#mnb54
Studiuję i pracuję w sklepie odzieżowym. Ledwo co dostałam pracę z tym wzrostem, a i tak czuję się niepotrzebna, bo klienci wolą zapytać kogoś innego, mnie mają za kogoś dziecinnego i niedoświadczonego. Od dzieciństwa słyszę przykre komentarze, nawet od znajomych, którzy być może myślą, że mam do tego dystans. To poskutkowało tym, że panicznie boję się rozpocząć kurs prawa jazdy, bo boję się, że nie dosięgnę do gazu czy hamulca ani nie będę w stanie zobaczyć widoku w tylnej szybie przez zagłówki.
I piszę to, bo czuję żal, ale nie chcę o nim mówić na głos. Żal do rodziców. Nie dość, że nie zrobili z tym nic — nie zabrali mnie do lekarza, a ja byłam za młoda, aby mieć jakieś rozeznanie. Teraz jest już za późno. Oprócz tego oboje są nałogowymi palaczami i wypalają po paczce dziennie, odkąd pamiętam — w domu. Mam wrażenie, że to ten wszechobecny dym był jednym z czynników mojego wzrostu. Nigdy im o tym nie powiem.
Nie masz w rodzinie niskich ludzi? W drugim czy trzecim pokoleniu? Inne czynniki mogą wpływać na wzrost, ale najczęściej głównym winowajcą są jednak geny
Sprawdź u lekarza czy przysadka działa prawidłowo. I spróbuj nie brać do siebie głupich komentarzy, chamscy ludzie zawsze coś znajdą. Jesteś w czołówce najwspanialszych kobiet na świecie, a przez niski wzrost jesteś po prostu jeszcze bardziej słodka :)
Pozdrawiam.
Ale ona nie chce być widziana jako słodka. Właśnie o tym pisze, że to jest problem.
Popieram pójście do lekarza.
Jsi taka jest, to może sobie chcieć lub nie. Jak nie chce, to niech przestanie. Niech zacznie grozić że posądzi ich o dyskryminację ze względu na wzrost. Wtedy wszyscy zaczną ją postrzegać jako zołzowatą i piźniętą.
Z fajkami to chyba bujda, ja nigdy nie paliłem i mam 170 cm, a wielu znacznie wyższych ode mnie pierwszego szluga wypaliło w wieku 12 lat, oczywiście i tak nie powinno się palić w domu z dzieckiem tylko na balkonie jak już
Tak, może jakieś minimalne znaczenie to może mieć, jednak głównie od genów to jest zależne.

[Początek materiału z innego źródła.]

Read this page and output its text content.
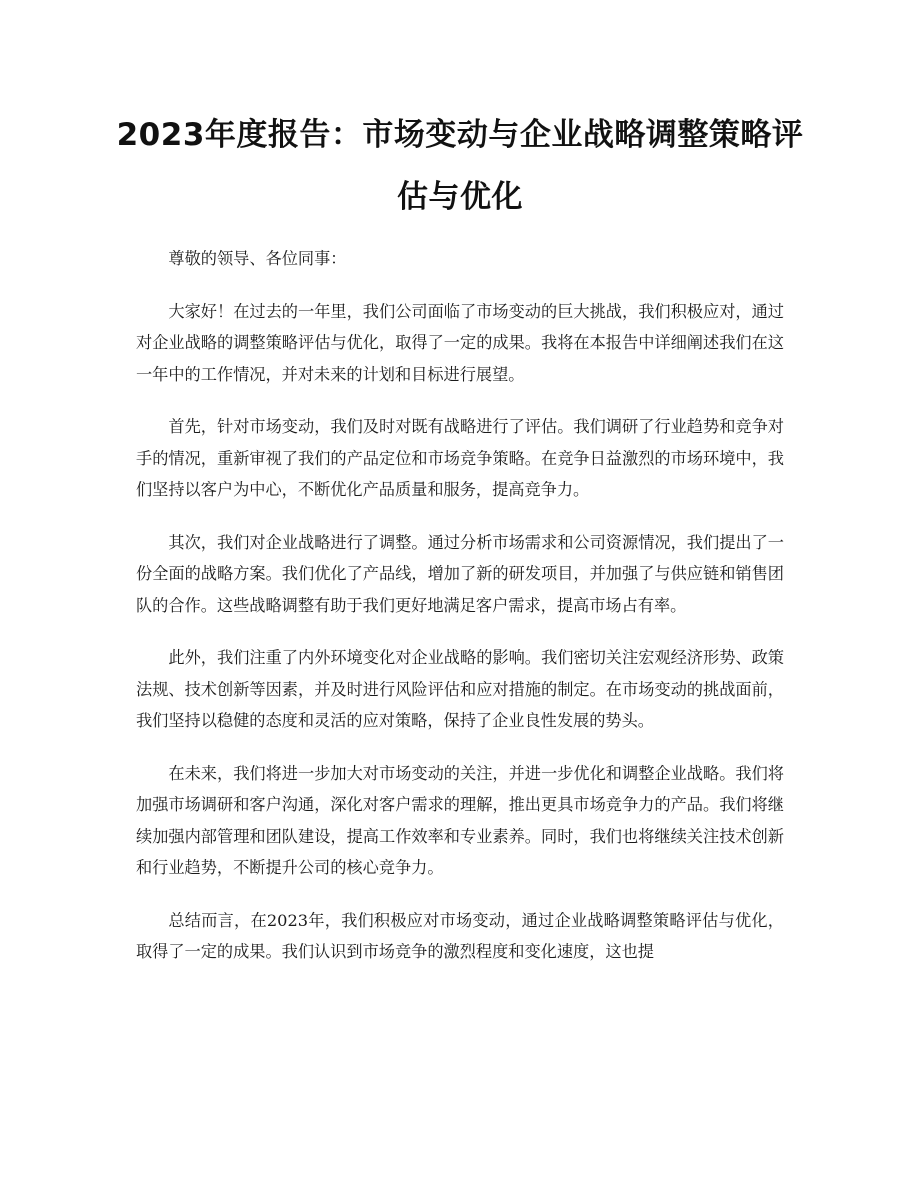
2023年度报告：市场变动与企业战略调整策略评估与优化

尊敬的领导、各位同事：

大家好！在过去的一年里，我们公司面临了市场变动的巨大挑战，我们积极应对，通过对企业战略的调整策略评估与优化，取得了一定的成果。我将在本报告中详细阐述我们在这一年中的工作情况，并对未来的计划和目标进行展望。

首先，针对市场变动，我们及时对既有战略进行了评估。我们调研了行业趋势和竞争对手的情况，重新审视了我们的产品定位和市场竞争策略。在竞争日益激烈的市场环境中，我们坚持以客户为中心，不断优化产品质量和服务，提高竞争力。

其次，我们对企业战略进行了调整。通过分析市场需求和公司资源情况，我们提出了一份全面的战略方案。我们优化了产品线，增加了新的研发项目，并加强了与供应链和销售团队的合作。这些战略调整有助于我们更好地满足客户需求，提高市场占有率。

此外，我们注重了内外环境变化对企业战略的影响。我们密切关注宏观经济形势、政策法规、技术创新等因素，并及时进行风险评估和应对措施的制定。在市场变动的挑战面前，我们坚持以稳健的态度和灵活的应对策略，保持了企业良性发展的势头。

在未来，我们将进一步加大对市场变动的关注，并进一步优化和调整企业战略。我们将加强市场调研和客户沟通，深化对客户需求的理解，推出更具市场竞争力的产品。我们将继续加强内部管理和团队建设，提高工作效率和专业素养。同时，我们也将继续关注技术创新和行业趋势，不断提升公司的核心竞争力。

总结而言，在2023年，我们积极应对市场变动，通过企业战略调整策略评估与优化，取得了一定的成果。我们认识到市场竞争的激烈程度和变化速度，这也提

Ma znaczenie, jeśli matka paliła nałogowo także w ciąży. A można tak zakładać, nałóg magicznie nie mija.
Raczej mało który rodzic się przejmuje, że dziewczynka nie rośnie. Nikt od kobiet wysokiego wzrostu nie oczekuje, często wręcz przeciwnie. W chłopaków wali się hormon wzrostu na potęgę.
ja mam 174 cm i ciągle czuję się jak olbrzym bo wiele osób jest niższych ode mnie. zawsze marzyłam żeby być niższa. chętnie się zamienię 😁
Autorka wyznania, w którym się żaliła na swoje 2 metry na pewno też chętnie by się zamieniła
Ja mam ledwo ponad 150 cm wzrostu i też kiedyś z wysoką koleżanką się śmiałyśmy, że dobrze by było jakby mogła mi trochę centymetrów pożyczyć :D
Mam znajomą - Twój wzrost. Pracuje, ma świetnego faceta i żyje im sie świetnie razem.
Prawo jazdy? Wiesz, że są modyfikacje aut dla osówb odstających od normy? No są i takie osoby zdają egzamin we własnych pojazdach.
Uszy do góry, małe jest piekne!
Nie bój się prawa jazdy. W teraźniejszych samochodach wszystko sobie wyregulujesz pod siebie - lusterka, odległość i wysokość siedzenia, wysokość kierownicy. Nie będzie z tym najmniejszego problemu. Poza tym, w wielu miejscach zdaje się prawo jazdy na toyotach, kiach lub hyundaiach. Tam, gdzie je zaprojektowano, średni wzrost jest niższy, niż u nas.